“Self-eating” refers to a normal process called cell autophagy, through which the body destroys bacteria and viruses after infection.
The process also counteracts neurodegenerative conditions such as dementia and Huntington’s Disease by getting rid of unwanted proteins and their resultant harm to cells. By contrast, when autophagy fails or defects occur, it can give rise to such conditions.
The mechanisms behind autophagy and how it progresses have been studied, particularly about the process called liquid-liquid phase separation (LLPS), which can provide the first steps towards new treatments for neurodegenerative diseases.
How the cell “eat” itself
The process of autophagy clearing cell wastes involves two steps:
Step 1, a protein called p62 binds a number of identical molecules together (called oligomerization);
Step 2, p62 separates the molecules within cell fluid, which is known as liquid-liquid phase separation (LLPS).
As for how p62 LLPS is regulated in cells, scientists have discovered that the process is facilitated by another protein called DAXX.

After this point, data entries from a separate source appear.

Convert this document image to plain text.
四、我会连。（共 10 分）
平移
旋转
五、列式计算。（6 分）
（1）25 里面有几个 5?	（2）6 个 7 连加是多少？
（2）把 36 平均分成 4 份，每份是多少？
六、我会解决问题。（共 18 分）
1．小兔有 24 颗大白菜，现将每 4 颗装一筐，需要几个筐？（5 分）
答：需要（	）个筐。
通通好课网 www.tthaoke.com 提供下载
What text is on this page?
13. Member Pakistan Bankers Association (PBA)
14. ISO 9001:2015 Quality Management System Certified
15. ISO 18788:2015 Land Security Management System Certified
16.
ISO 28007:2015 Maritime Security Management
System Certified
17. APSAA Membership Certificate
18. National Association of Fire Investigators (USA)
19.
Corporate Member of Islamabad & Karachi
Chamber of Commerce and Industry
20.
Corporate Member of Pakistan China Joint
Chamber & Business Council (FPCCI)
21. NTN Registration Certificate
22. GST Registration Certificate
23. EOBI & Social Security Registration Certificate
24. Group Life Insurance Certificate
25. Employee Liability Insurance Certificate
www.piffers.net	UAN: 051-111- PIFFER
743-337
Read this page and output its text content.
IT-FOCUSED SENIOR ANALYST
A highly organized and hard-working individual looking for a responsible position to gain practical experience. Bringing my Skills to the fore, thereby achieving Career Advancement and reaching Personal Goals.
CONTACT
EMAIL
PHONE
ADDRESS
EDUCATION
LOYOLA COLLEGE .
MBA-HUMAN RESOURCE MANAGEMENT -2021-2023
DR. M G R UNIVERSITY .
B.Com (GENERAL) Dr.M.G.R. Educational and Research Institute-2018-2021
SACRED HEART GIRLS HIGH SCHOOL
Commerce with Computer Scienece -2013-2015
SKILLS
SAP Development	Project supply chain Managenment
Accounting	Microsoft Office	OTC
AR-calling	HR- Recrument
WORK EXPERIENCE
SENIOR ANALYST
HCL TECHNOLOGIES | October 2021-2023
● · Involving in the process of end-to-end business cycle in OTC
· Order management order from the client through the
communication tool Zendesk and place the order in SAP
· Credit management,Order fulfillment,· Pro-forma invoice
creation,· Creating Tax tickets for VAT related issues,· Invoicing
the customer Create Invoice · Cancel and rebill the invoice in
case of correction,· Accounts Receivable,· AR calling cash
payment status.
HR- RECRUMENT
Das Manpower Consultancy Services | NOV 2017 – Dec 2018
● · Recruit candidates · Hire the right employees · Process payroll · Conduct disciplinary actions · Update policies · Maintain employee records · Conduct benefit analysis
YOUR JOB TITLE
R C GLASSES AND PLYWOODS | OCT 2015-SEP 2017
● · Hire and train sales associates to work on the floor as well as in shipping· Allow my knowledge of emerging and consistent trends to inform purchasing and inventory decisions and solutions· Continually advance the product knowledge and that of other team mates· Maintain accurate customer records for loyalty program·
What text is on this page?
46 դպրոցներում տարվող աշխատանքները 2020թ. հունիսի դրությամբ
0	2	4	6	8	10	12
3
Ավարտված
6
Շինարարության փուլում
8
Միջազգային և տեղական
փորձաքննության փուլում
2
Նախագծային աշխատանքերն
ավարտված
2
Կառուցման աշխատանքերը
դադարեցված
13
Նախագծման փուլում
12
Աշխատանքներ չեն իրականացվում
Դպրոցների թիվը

Dr. Luo, who focuses on finding new autophagy pathways and novel treatments for dementia diseases, said, "By understanding more about autophagy and the details of the processes involved, we can identify what might be going wrong, and therefore where to target when it comes to tackling neurodegenerative diseases. This research is a major step in helping us to do that.
"The next step for us is to look at applying the science within human cells, so we can further clarify how the protein interaction and the new DAXX function are relevant to neurodegenerative conditions including HD, and whether we can target it to help prevent disease progression.
"HD is an inherited disease that causes the progressive breakdown of nerve cells in the brain. It has a broad impact on a person's functional abilities and currently there is no cure, so it's vital that we continue our work to find out how and why the disease develops."